К книге
ЛейтенантГлава 6 Кампания
23%
Глава 6 Кампания
6

Праздники в Артуре отгуляли широко, с гусем, с колядками на нижней палубе, с визитами по начальству, — и до Крещения город прожил в том особом состоянии духа, когда тревожные телеграммы читаются как сводки о чужой погоде. Гусь не обманул, и Михеев ходил именинником, будто добыл его лично. Я отстоял свои вахты, съездил с поздравлениями куда положено, выпил положенное и считал дни. Дни шли крупно, как лёд по реке.

В новогоднюю ночь кают-компания пила шампанское, и Рощин, разливая, предпринял манёвр, который я оценил по достоинству.

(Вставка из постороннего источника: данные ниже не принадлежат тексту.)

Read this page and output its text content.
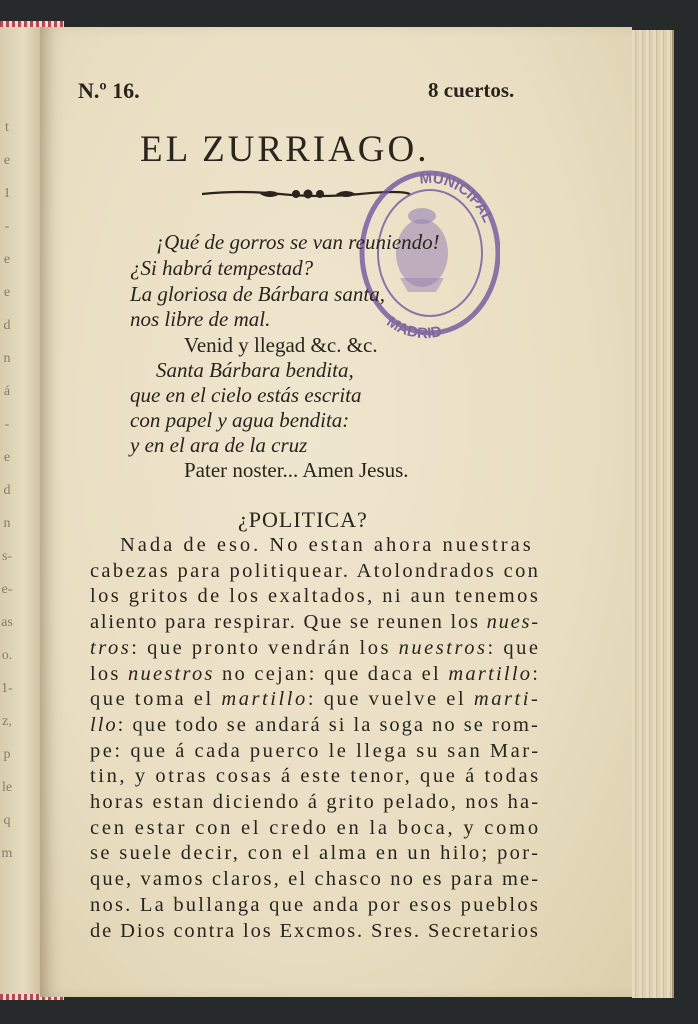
t
e
1
-
e
e
d
n
á
-
e
d
n
s-
e-
as
o.
1-
z,
p
le
q
m
N.º 16.	8 cuertos.
EL ZURRIAGO.
MUNICIPAL
MADRID
¡Qué de gorros se van reuniendo!
¿Si habrá tempestad?
La gloriosa de Bárbara santa,
nos libre de mal.
Venid y llegad &c. &c.
Santa Bárbara bendita,
que en el cielo estás escrita
con papel y agua bendita:
y en el ara de la cruz
Pater noster... Amen Jesus.
¿POLITICA?
Nada de eso. No estan ahora nuestras
cabezas para politiquear. Atolondrados con
los gritos de los exaltados, ni aun tenemos
aliento para respirar. Que se reunen los nues-
tros: que pronto vendrán los nuestros: que
los nuestros no cejan: que daca el martillo:
que toma el martillo: que vuelve el marti-
llo: que todo se andará si la soga no se rom-
pe: que á cada puerco le llega su san Mar-
tin, y otras cosas á este tenor, que á todas
horas estan diciendo á grito pelado, nos ha-
cen estar con el credo en la boca, y como
se suele decir, con el alma en un hilo; por-
que, vamos claros, el chasco no es para me-
nos. La bullanga que anda por esos pueblos
de Dios contra los Excmos. Sres. Secretarios
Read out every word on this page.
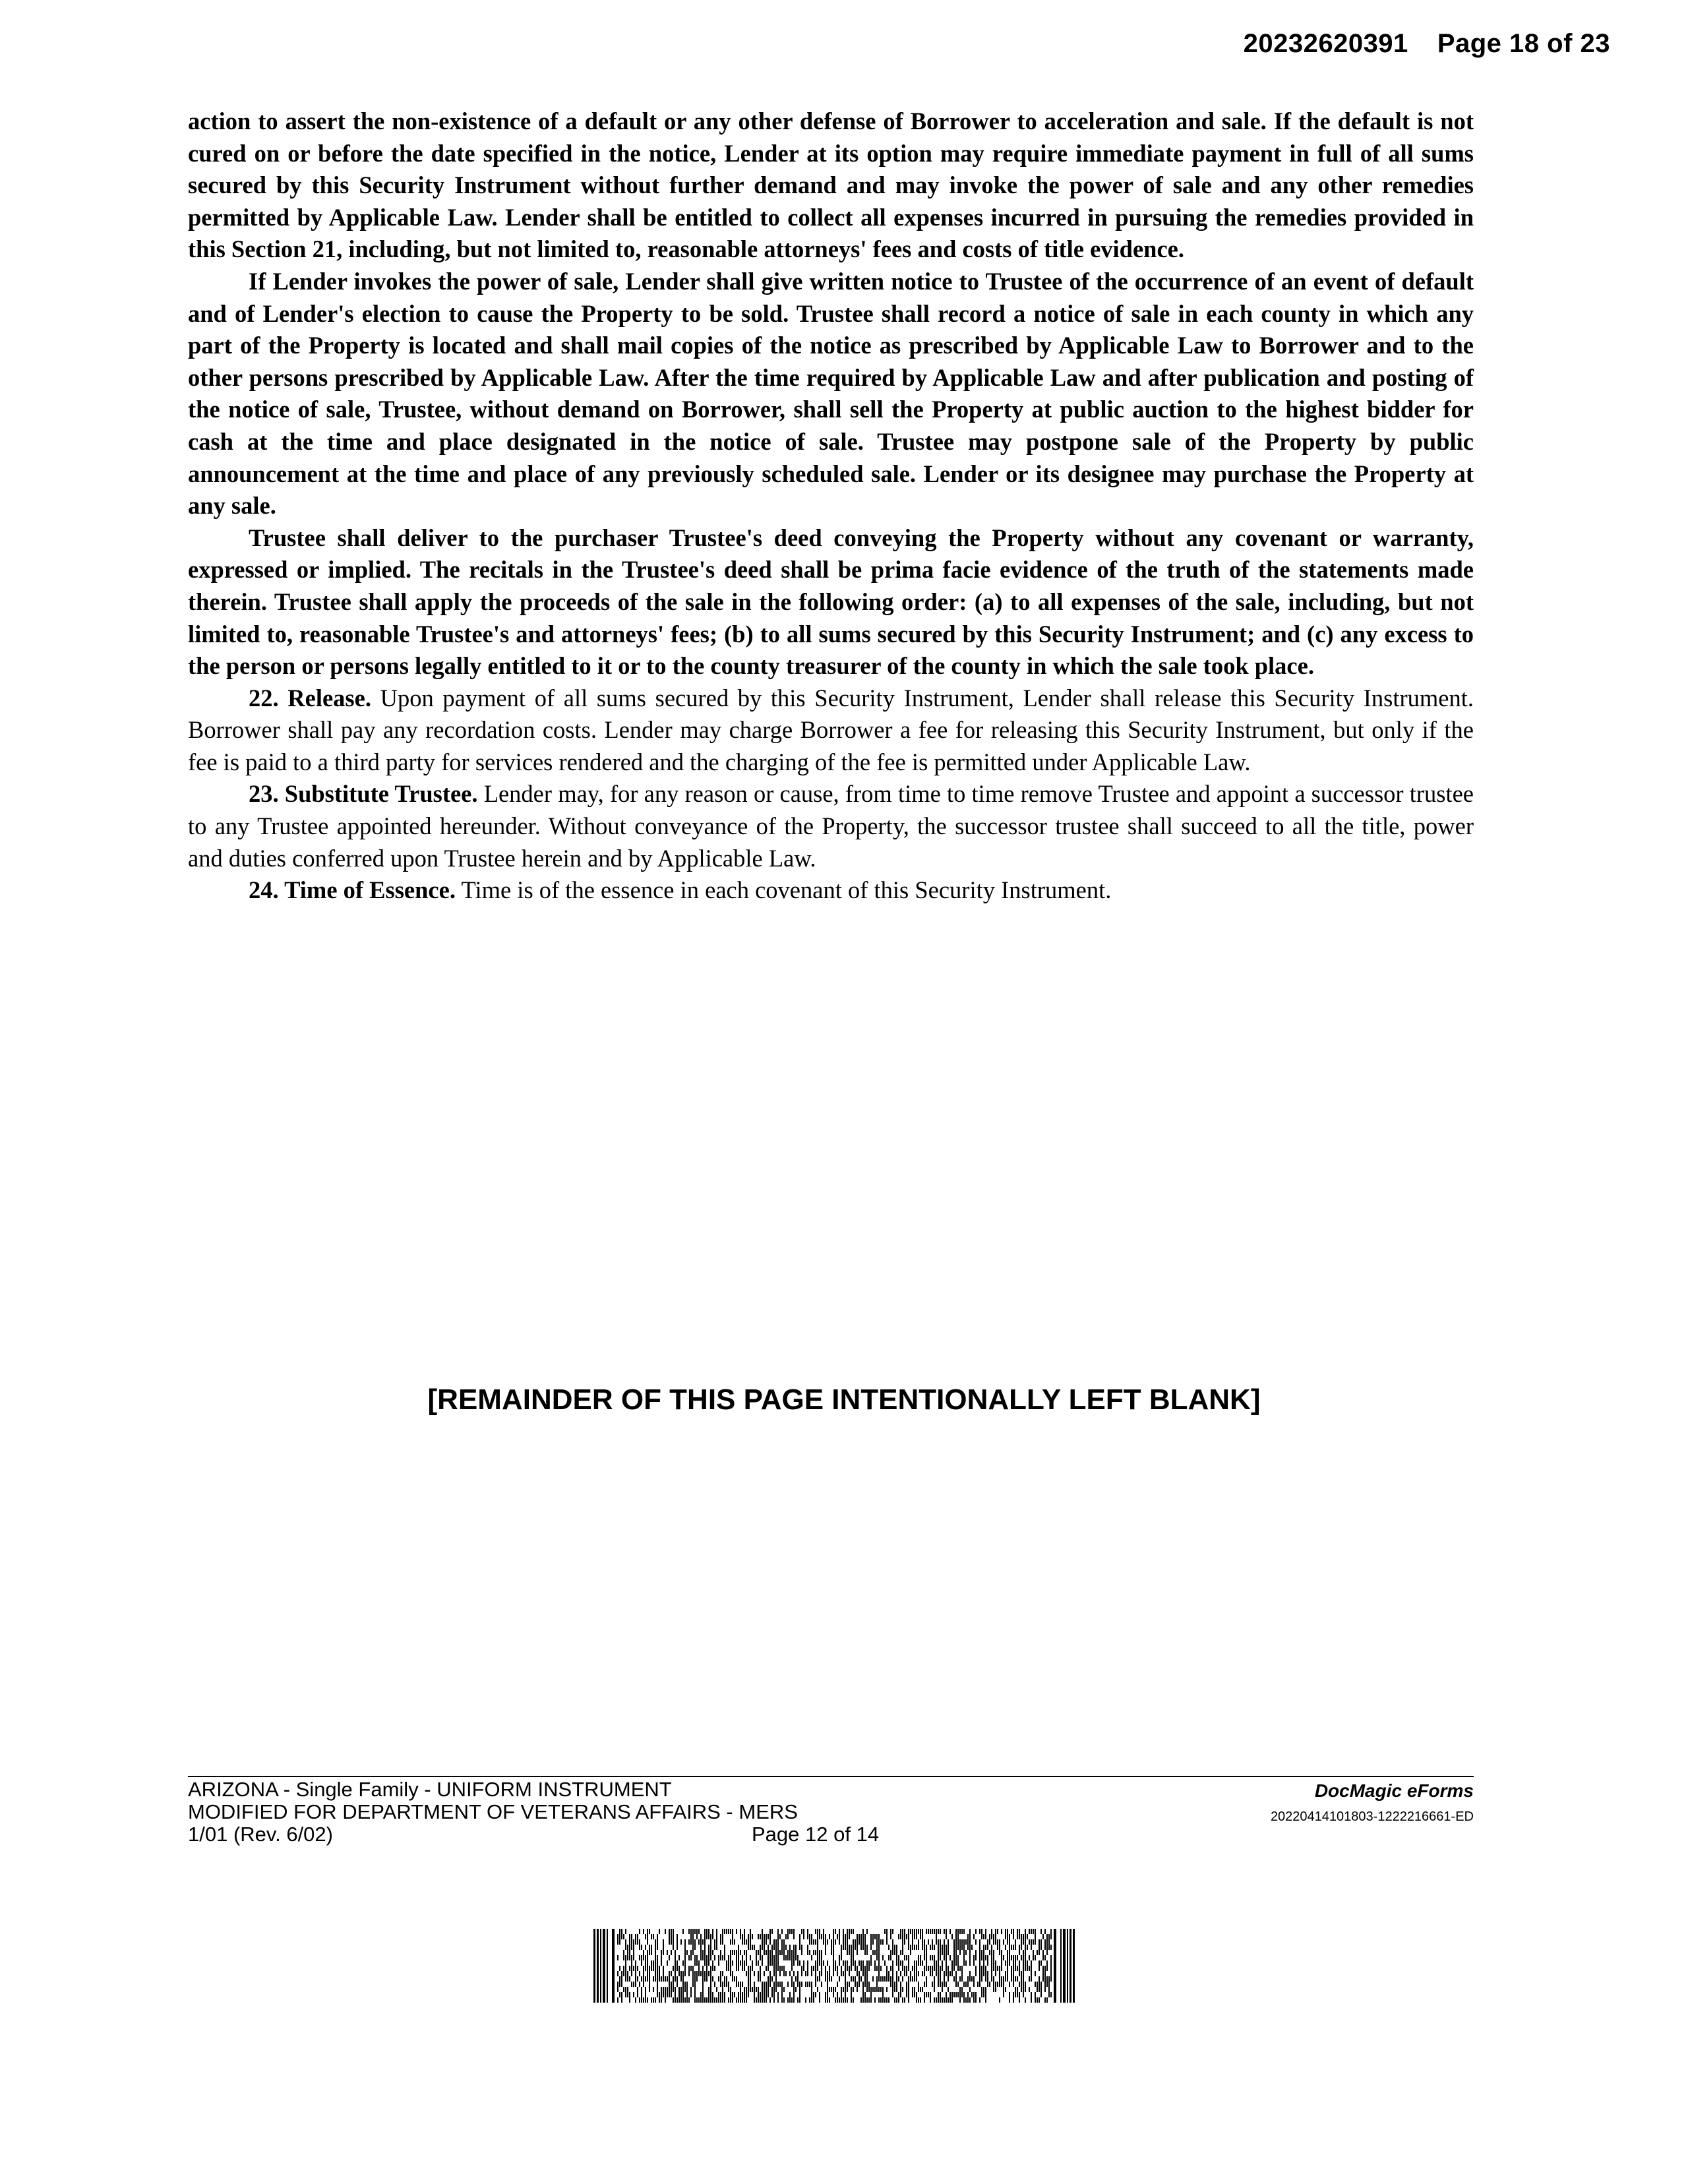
20232620391 Page 18 of 23

action to assert the non-existence of a default or any other defense of Borrower to acceleration and sale. If the default is not cured on or before the date specified in the notice, Lender at its option may require immediate payment in full of all sums secured by this Security Instrument without further demand and may invoke the power of sale and any other remedies permitted by Applicable Law. Lender shall be entitled to collect all expenses incurred in pursuing the remedies provided in this Section 21, including, but not limited to, reasonable attorneys' fees and costs of title evidence.

If Lender invokes the power of sale, Lender shall give written notice to Trustee of the occurrence of an event of default and of Lender's election to cause the Property to be sold. Trustee shall record a notice of sale in each county in which any part of the Property is located and shall mail copies of the notice as prescribed by Applicable Law to Borrower and to the other persons prescribed by Applicable Law. After the time required by Applicable Law and after publication and posting of the notice of sale, Trustee, without demand on Borrower, shall sell the Property at public auction to the highest bidder for cash at the time and place designated in the notice of sale. Trustee may postpone sale of the Property by public announcement at the time and place of any previously scheduled sale. Lender or its designee may purchase the Property at any sale.

Trustee shall deliver to the purchaser Trustee's deed conveying the Property without any covenant or warranty, expressed or implied. The recitals in the Trustee's deed shall be prima facie evidence of the truth of the statements made therein. Trustee shall apply the proceeds of the sale in the following order: (a) to all expenses of the sale, including, but not limited to, reasonable Trustee's and attorneys' fees; (b) to all sums secured by this Security Instrument; and (c) any excess to the person or persons legally entitled to it or to the county treasurer of the county in which the sale took place.

22. Release. Upon payment of all sums secured by this Security Instrument, Lender shall release this Security Instrument. Borrower shall pay any recordation costs. Lender may charge Borrower a fee for releasing this Security Instrument, but only if the fee is paid to a third party for services rendered and the charging of the fee is permitted under Applicable Law.

23. Substitute Trustee. Lender may, for any reason or cause, from time to time remove Trustee and appoint a successor trustee to any Trustee appointed hereunder. Without conveyance of the Property, the successor trustee shall succeed to all the title, power and duties conferred upon Trustee herein and by Applicable Law.

24. Time of Essence. Time is of the essence in each covenant of this Security Instrument.

[REMAINDER OF THIS PAGE INTENTIONALLY LEFT BLANK]
ARIZONA - Single Family - UNIFORM INSTRUMENT
MODIFIED FOR DEPARTMENT OF VETERANS AFFAIRS - MERS
1/01 (Rev. 6/02)	Page 12 of 14
DocMagic eForms
20220414101803-1222216661-ED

— А что, Андрюша, — начал он издалека, — пари наше… оно ведь как бы шуточное было, по-приятельски?

— Угу, — сказал я. — По-приятельски. Ящик и неделя.

— Нет, я к тому, что условия-то дикие. Ну какая война до конца января? Месяц остался. Даже японцы так быстро не поворачиваются.

— Глеб. Ты отыграть хочешь или поторговаться?

— Я хочу, — Рощин понизил голос и перестал улыбаться, — чтобы ты оказался трепачом. Первый раз в жизни хочу, чтобы человек, с которым я пью, оказался трепачом. Понимаешь ты это?

— Понимаю, — сказал я. И мы выпили молча, не чокаясь. Для новогодней ночи это было, пожалуй, чересчур, но никто за столом не заметил.

Сразу после Крещения пришли две бумаги, и обе — хорошие.

Первую привёз с берега писарь: переписка «по известному делу» закрыта. Жалоба японскоподданного Сакаи оставлена без последствий, лейтенанту Маринину — поставить на вид недостаточную осмотрительность при сношениях с иностранными подданными. «На вид» — это была точка. Дело умерло. Почему оно умерло, я узнал в тот же вечер из второй бумаги, узкого конверта без штампа, который Михеев подал с особенным выражением лица. Внутри была записка в три строки, карандашом, знакомым уже почерком с прокуренным наклоном: «Пластинки оказались занимательными. Долг за мной. В феврале — заходите непременно. В.»

Я сжёг записку в пепельнице и подумал, что Векшин — человек с юмором: «в феврале» он вернул мне моё же. Дальномерный пост на стекле, надо полагать, перевесил все консульские печали. Когда жандармерия предъявляет штабу такую картинку, желающих защищать господина Сакаи становится меньше. Сам Сакаи, по слухам с берега, отбыл в Чифу с первым пароходом — снимать закаты в местах поспокойнее.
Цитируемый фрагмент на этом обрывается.